Please note that bandwidth allocation has particular pricing issues, as ADDB prices are set separately from other services. Essentially, you pay for the read and write operations you reserve. At the time of this writing, you would pay $ 0.01 / hour for every 10 unit of write capacity and $ 0.01 / hour for every 50 units write capacity in the data center in US East (Virginia). Basically, pricing is similar to how prices are created for instances of computing services, in which case you request a virtual machine of a certain size (with certain capacities and RAM) and pay for this virtual machine hourly, regardless of whether you fully download it or not . Similarly in ADDB - you pay by the hour for bandwidth that you requested from Amazon, regardless of its use.

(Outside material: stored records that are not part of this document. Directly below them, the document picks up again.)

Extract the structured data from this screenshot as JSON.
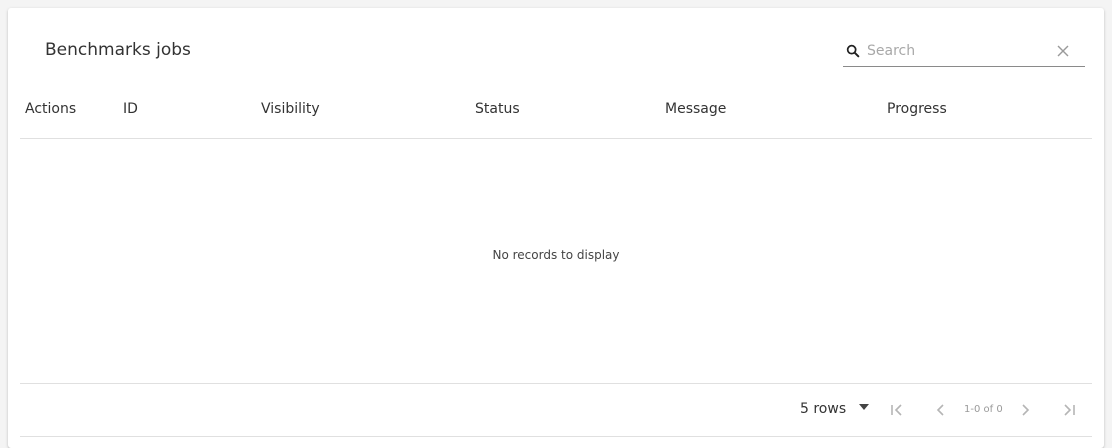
{
  "header": {
    "title": "Benchmarks jobs"
  },
  "search": {
    "placeholder": "Search",
    "value": ""
  },
  "table": {
    "columns": [
      "Actions",
      "ID",
      "Visibility",
      "Status",
      "Message",
      "Progress"
    ],
    "rows": [],
    "empty_message": "No records to display"
  },
  "pagination": {
    "rows_per_page": "5 rows",
    "page_info": "1-0 of 0"
  },
  "icons": {
    "search": "search-icon",
    "clear": "close-icon",
    "caret": "caret-down-icon",
    "first": "first-page-icon",
    "prev": "chevron-left-icon",
    "next": "chevron-right-icon",
    "last": "last-page-icon"
  },
  "colors": {
    "divider": "#e0e0e0",
    "muted": "#9a9a9a",
    "text": "#333333"
  }
}
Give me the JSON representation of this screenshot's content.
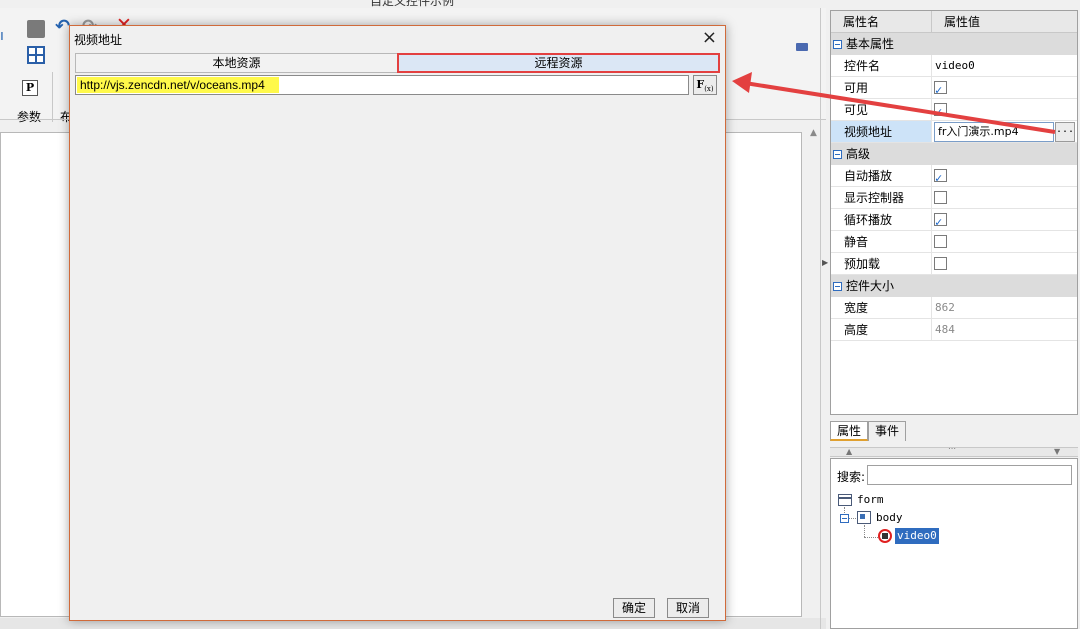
{
  "app": {
    "title": "自定义控件示例"
  },
  "toolbar": {
    "param_label": "参数",
    "cut_label": "布"
  },
  "properties": {
    "header_name": "属性名",
    "header_value": "属性值",
    "groups": {
      "basic": "基本属性",
      "advanced": "高级",
      "size": "控件大小"
    },
    "rows": {
      "control_name": {
        "name": "控件名",
        "value": "video0"
      },
      "enabled": {
        "name": "可用",
        "checked": true
      },
      "visible": {
        "name": "可见",
        "checked": true
      },
      "video_url": {
        "name": "视频地址",
        "value": "fr入门演示.mp4",
        "button": "..."
      },
      "autoplay": {
        "name": "自动播放",
        "checked": true
      },
      "controls": {
        "name": "显示控制器",
        "checked": false
      },
      "loop": {
        "name": "循环播放",
        "checked": true
      },
      "mute": {
        "name": "静音",
        "checked": false
      },
      "preload": {
        "name": "预加载",
        "checked": false
      },
      "width": {
        "name": "宽度",
        "value": "862"
      },
      "height": {
        "name": "高度",
        "value": "484"
      }
    }
  },
  "bottom_tabs": {
    "properties": "属性",
    "events": "事件"
  },
  "tree": {
    "search_label": "搜索:",
    "search_value": "",
    "nodes": {
      "form": "form",
      "body": "body",
      "video": "video0"
    }
  },
  "dialog": {
    "title": "视频地址",
    "close_glyph": "×",
    "tabs": {
      "local": "本地资源",
      "remote": "远程资源"
    },
    "url_value": "http://vjs.zencdn.net/v/oceans.mp4",
    "fx_label": "F",
    "fx_sub": "(x)",
    "ok_label": "确定",
    "cancel_label": "取消"
  },
  "colors": {
    "highlight": "#fff94a",
    "annotation": "#e34040",
    "selection": "#2f6cbf",
    "checkbox": "#1a66c9"
  }
}
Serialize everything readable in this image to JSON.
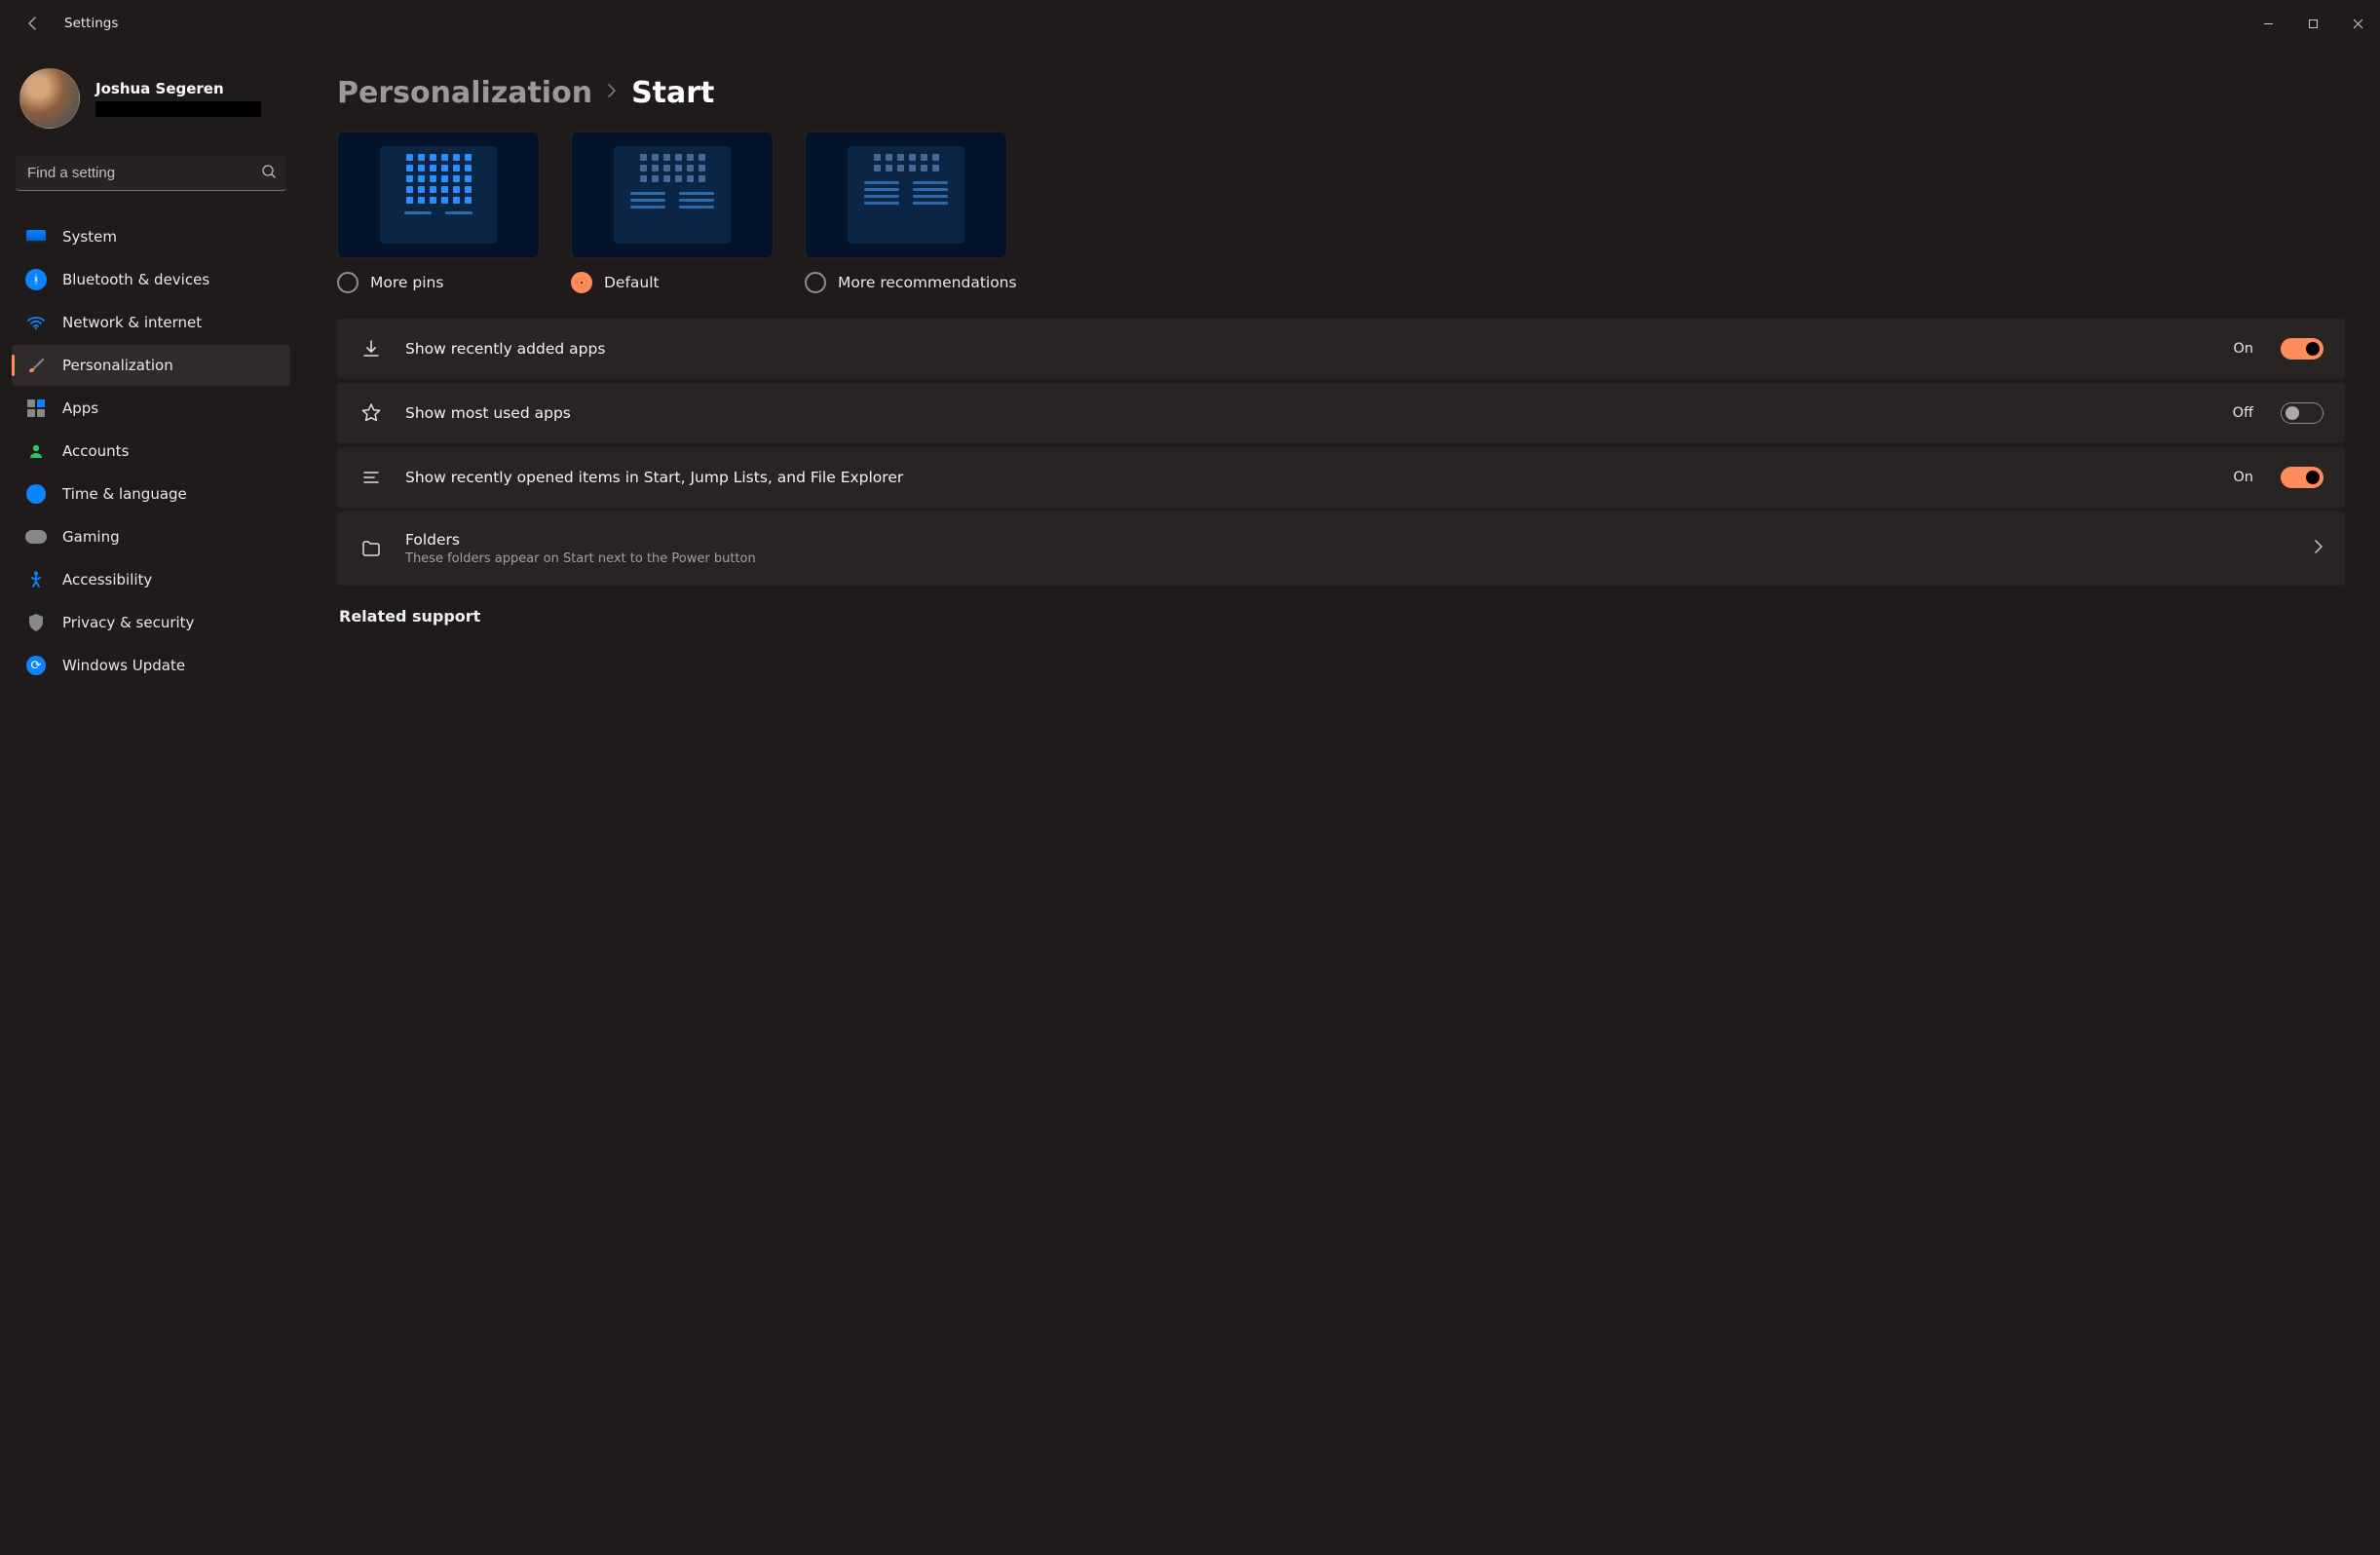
{
  "app_title": "Settings",
  "user": {
    "name": "Joshua Segeren"
  },
  "search": {
    "placeholder": "Find a setting"
  },
  "sidebar": {
    "items": [
      {
        "label": "System"
      },
      {
        "label": "Bluetooth & devices"
      },
      {
        "label": "Network & internet"
      },
      {
        "label": "Personalization"
      },
      {
        "label": "Apps"
      },
      {
        "label": "Accounts"
      },
      {
        "label": "Time & language"
      },
      {
        "label": "Gaming"
      },
      {
        "label": "Accessibility"
      },
      {
        "label": "Privacy & security"
      },
      {
        "label": "Windows Update"
      }
    ]
  },
  "breadcrumb": {
    "parent": "Personalization",
    "current": "Start"
  },
  "layout": {
    "options": [
      {
        "label": "More pins",
        "selected": false
      },
      {
        "label": "Default",
        "selected": true
      },
      {
        "label": "More recommendations",
        "selected": false
      }
    ]
  },
  "settings": {
    "recent_apps": {
      "label": "Show recently added apps",
      "state": "On",
      "on": true
    },
    "most_used": {
      "label": "Show most used apps",
      "state": "Off",
      "on": false
    },
    "recent_items": {
      "label": "Show recently opened items in Start, Jump Lists, and File Explorer",
      "state": "On",
      "on": true
    },
    "folders": {
      "label": "Folders",
      "sub": "These folders appear on Start next to the Power button"
    }
  },
  "related_support": "Related support"
}
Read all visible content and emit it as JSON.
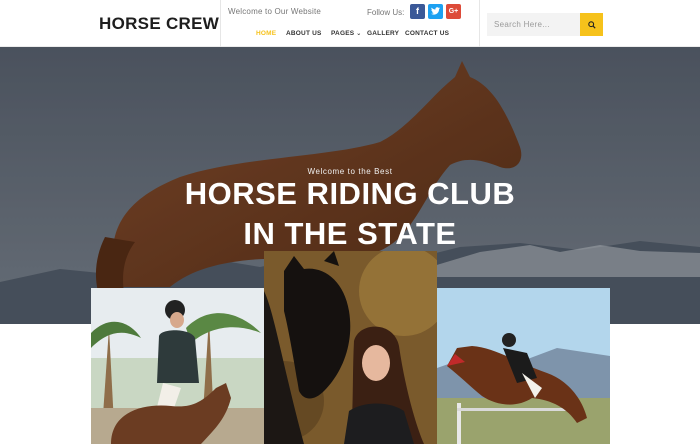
{
  "header": {
    "logo": "HORSE CREW",
    "welcome": "Welcome to Our Website",
    "follow_label": "Follow Us:",
    "social": {
      "facebook": "f",
      "twitter": "t",
      "google_plus": "G+"
    },
    "nav": [
      {
        "label": "HOME",
        "active": true
      },
      {
        "label": "ABOUT US"
      },
      {
        "label": "PAGES"
      },
      {
        "label": "GALLERY"
      },
      {
        "label": "CONTACT US"
      }
    ],
    "search": {
      "placeholder": "Search Here...",
      "icon": "search-icon"
    }
  },
  "hero": {
    "subtitle": "Welcome to the Best",
    "title_line1": "HORSE RIDING CLUB",
    "title_line2": "IN THE STATE"
  },
  "colors": {
    "accent": "#f6c21b",
    "facebook": "#3b5998",
    "twitter": "#1da1f2",
    "google_plus": "#dd4b39"
  }
}
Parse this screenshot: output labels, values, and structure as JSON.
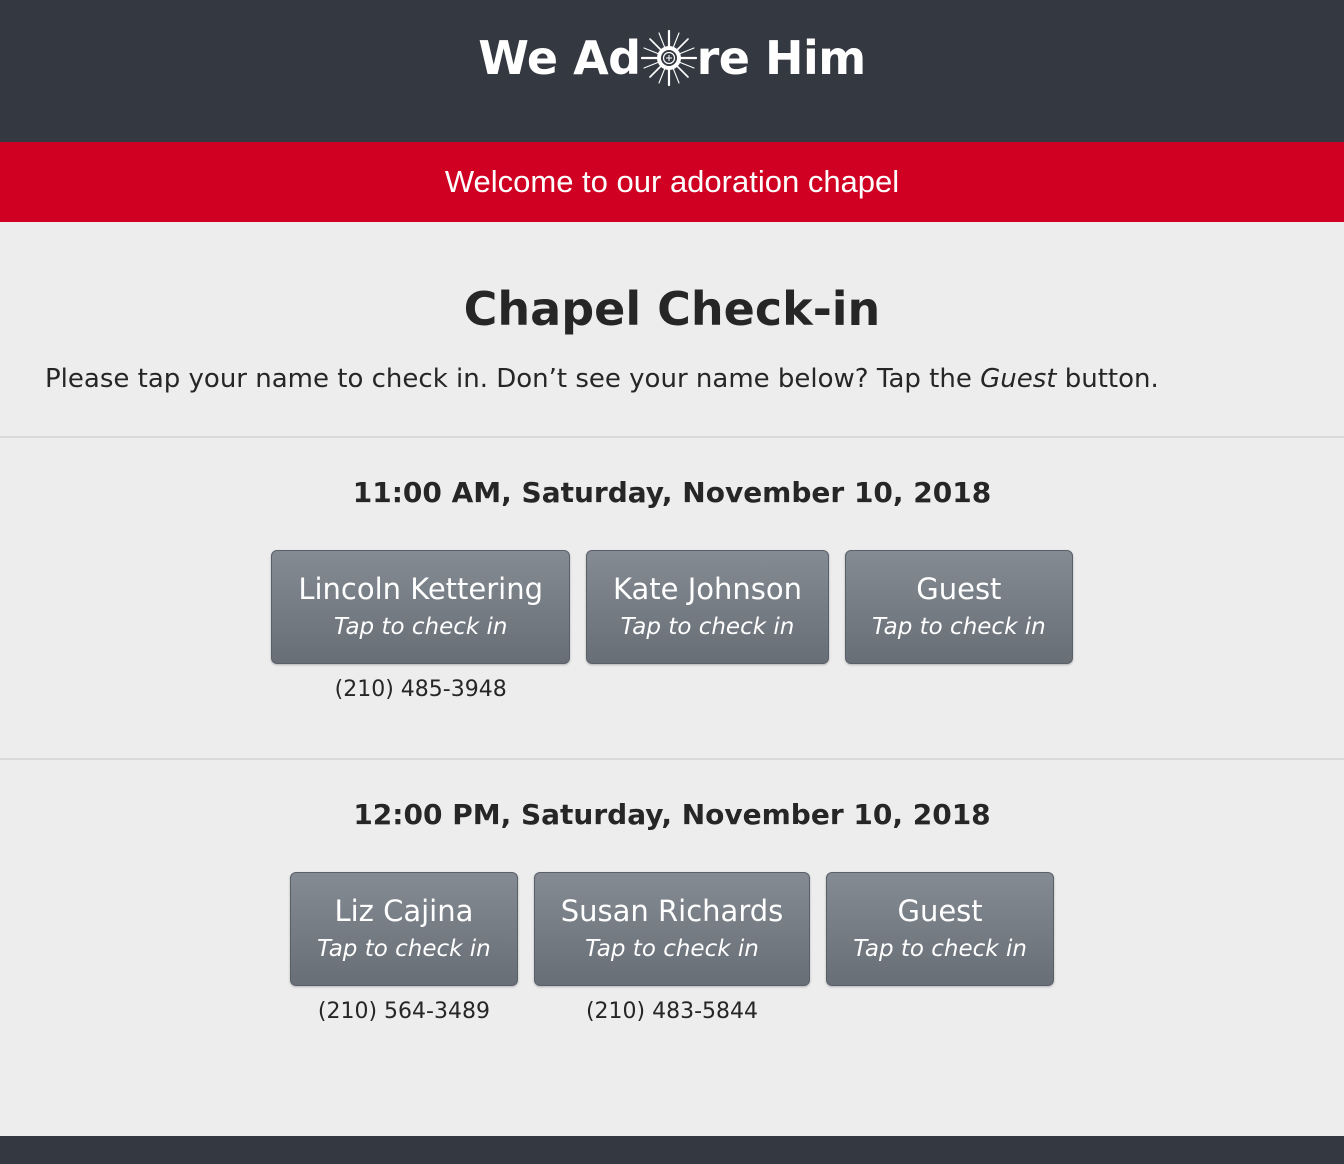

When it comes to bandwidth allocation, there are a few things to consider:
  1. This is configured for each table.
  2. The minimum bandwidth is 5 RCU and 5 WCU per table - for each table you pay at least $ 0.001 ($ 0.01 * 5/50) for read operations and $ 0.005 for consistent write operations per hour, even if you do not use this table.
  3. The increase or decrease in the allocated bandwidth should be at least 10% different from the previous value - for example, if you now have 100 read capacity units and you want to increase this value, the new value must be equal to or greater than 110.
  4. When you increase or decrease the capacity, you can double the maximum value in one request - for example, if you now have 100 read capacity units, you can increase this value to a maximum of 200.
  5. You can reduce the allocated bandwidth once a day.
  6. You can allocate a maximum of 10,000 read capacity units and 10,000 write capacity units (by default) per table. The default between all tables in an account is a maximum of 20,000 read capacity units and 20,000 write capacity units. These values ​​can be increased by writing Amazon .

Prices

Before we talk about the functionality provided by each of the systems, let's look at pricing. In both systems there are no “capital” costs. The components included in the pricing include:
  1. Transaction : In WATS, you pay for the number of transactions and their cost is fixed ($ 0.01 for 10,000 transactions). Thus, it turns out that to calculate the final price, it is necessary to multiply the number of transactions by their value.
  2. Bandwidth Allocation : In ADDB, you pay for bandwidth allocated at fixed prices for read and write operations. You can calculate the total price by multiplying the number of allocated RCU and WCU by the price per hour.
  3. Data Transfer : You pay for the amount of data transferred to and from the system. At the time of writing the post, both systems provide free incoming traffic. Data transferred between ADDB and Amazon EC2 within one region is free. Data transferred between ADDB and Amazon EC2 in different regions are paid according to the tariffs. In WATS only outgoing traffic is paid.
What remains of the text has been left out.